Lors d’une scène des « Heures Sombres », Winston Churchill, dans un moment de colère, en vient à traiter Hitler de « peintre de bâtiment ». Remarque plutôt irrévérencieuse, surtout quand on sait que Churchill était lui-même un peintre respecté pour ses toiles. Et cela résume assez bien le nouveau film de Joe Wright : il dépeint ici un premier ministre noyé dans sa propre vie public, sans jamais faire référence à la vie d’artiste du bougre. Et c’est justement ce que l’on pourrait volontiers reprocher à « Les Heures Sombres ». C’est un biopic, il faut l’avouer, extrêmement efficace, mais tristement convenu, nous entrainant dans les coulisses de la seconde guerre mondiale, sans avoir le courage de monter sur la scène.

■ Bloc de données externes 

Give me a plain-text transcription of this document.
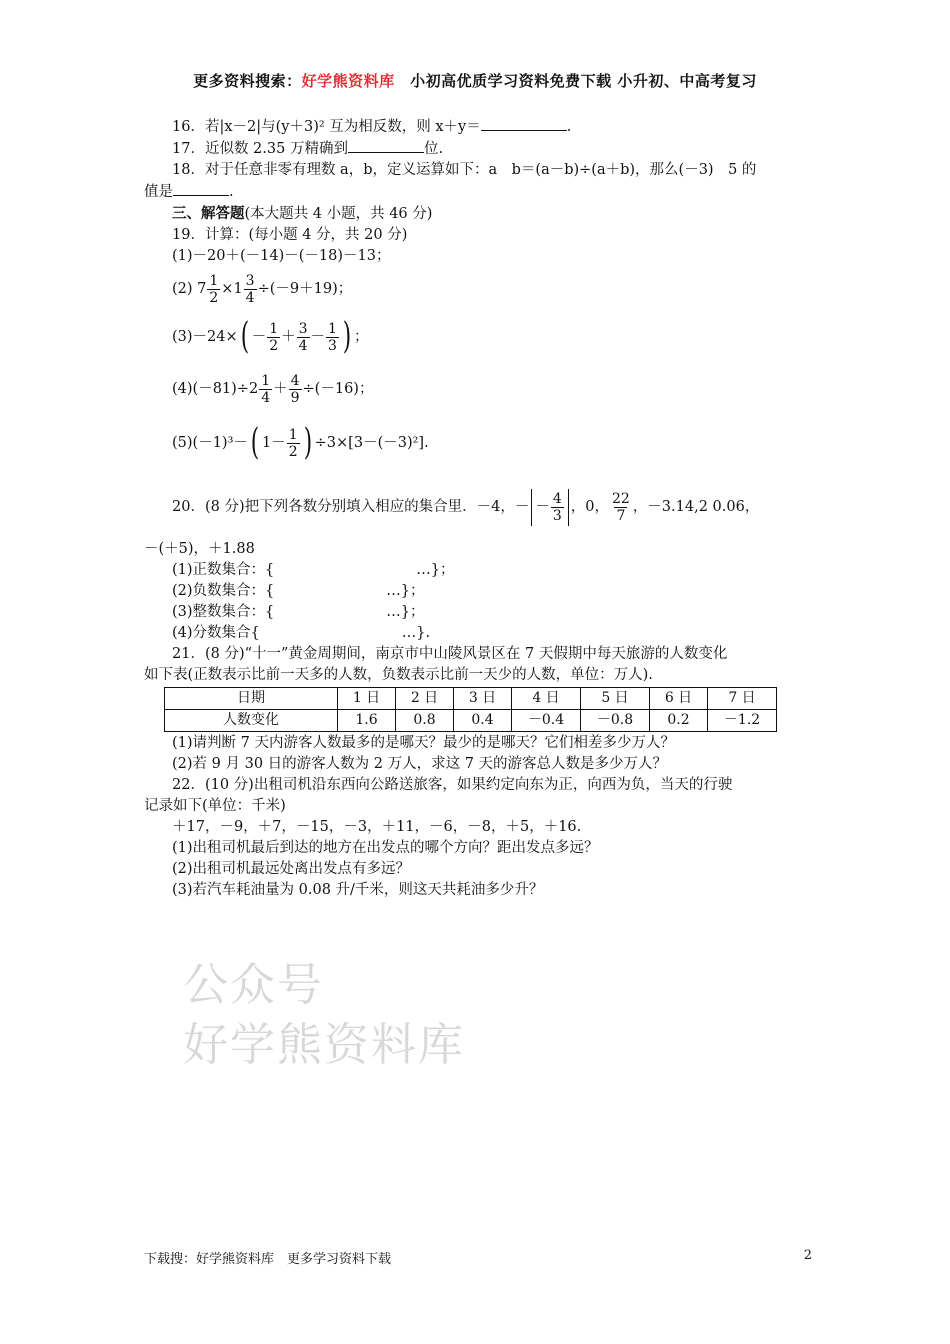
更多资料搜索：好学熊资料库　小初高优质学习资料免费下载 小升初、中高考复习
16．若|x－2|与(y＋3)² 互为相反数，则 x＋y＝	.
17．近似数 2.35 万精确到	位.
18．对于任意非零有理数 a，b，定义运算如下：a　b＝(a－b)÷(a＋b)，那么(－3)　5 的
值是	.
三、解答题(本大题共 4 小题，共 46 分)
19．计算：(每小题 4 分，共 20 分)
(1)－20＋(－14)－(－18)－13；
(2) $7 \frac{1}{2} \times 1 \frac{3}{4} \div(-9+19)$；
(3)－24× ( － $\frac{1}{2} + \frac{3}{4} - \frac{1}{3}$ ) ；
$(4)(-81)\div 2 \frac{1}{4} + \frac{4}{9} \div(-16)$；
(5)(－1)³－ ( $1- \frac{1}{2}$ ) ÷3×[3－(－3)²].
20．(8 分)把下列各数分别填入相应的集合里．－4，－ － $\frac{4}{3}$ ，0， $\frac{22}{7}$ ，－3.14,2 0.06，
－(＋5)，＋1.88
(1)正数集合：{	…}；
(2)负数集合：{	…}；
(3)整数集合：{	…}；
(4)分数集合{	…}.
21．(8 分)“十一”黄金周期间，南京市中山陵风景区在 7 天假期中每天旅游的人数变化
如下表(正数表示比前一天多的人数，负数表示比前一天少的人数，单位：万人).
日期	1 日	2 日	3 日	4 日	5 日	6 日	7 日
人数变化	1.6	0.8	0.4	－0.4	－0.8	0.2	－1.2
(1)请判断 7 天内游客人数最多的是哪天？最少的是哪天？它们相差多少万人？
(2)若 9 月 30 日的游客人数为 2 万人，求这 7 天的游客总人数是多少万人？
22．(10 分)出租司机沿东西向公路送旅客，如果约定向东为正，向西为负，当天的行驶
记录如下(单位：千米)
＋17，－9，＋7，－15，－3，＋11，－6，－8，＋5，＋16.
(1)出租司机最后到达的地方在出发点的哪个方向？距出发点多远？
(2)出租司机最远处离出发点有多远？
(3)若汽车耗油量为 0.08 升/千米，则这天共耗油多少升？
公众号
好学熊资料库
下载搜：好学熊资料库　更多学习资料下载	2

Au fond, cela n’est guère étonnant de la part de Joe Wright, et même si l’on sent parfois que le réalisateur s’amuse (des plans aériens de toute beauté ainsi qu’une façon de cadrer singulière), ce dernier n’arrive pas à se dépêtrer de sa patte pachydermique. D’ailleurs, curieusement, le film ne va pas sans faire penser à « Reviens-Moi », du même réalisateur, qui mettait en scène le même chapitre de l’histoire britannique.


Il serait également facile de citer le récent « Dunkerque », puisque « Les Heures Sombres » relate également en grande partie l’opération dynamo. Mais loin de la pétulance du film de Christopher Nolan, « Les Heures Sombres » développe un propos interrogeant directement sur la nécessité de la guerre, en filmant notamment de manière insistante l’opposition entre Winston Churchill et le Vicomte Halifax, partisan d’une trêve avec les nazis, passé à un cheveux d’être premier ministre à la place de Churchill. Une scène notamment vient refléter cet aspect du film : celle où Churchill, en plein doute entre la résistance ou la soumission, prend le métro afin de rencontrer « le peuple », qui lui témoigne rapidement son admiration et son patriotisme, qui ne se laissera surement pas engluer dans le nazisme ! Sir Winston dans le « tube », il fallait tout de même l’oser celle la. Néanmoins, comme par magie, « Les Heures Sombres » parvient à conserver avec pertinence ce propos subversif : la guerre est parfois l’initiative la plus saine que l’on puisse prendre.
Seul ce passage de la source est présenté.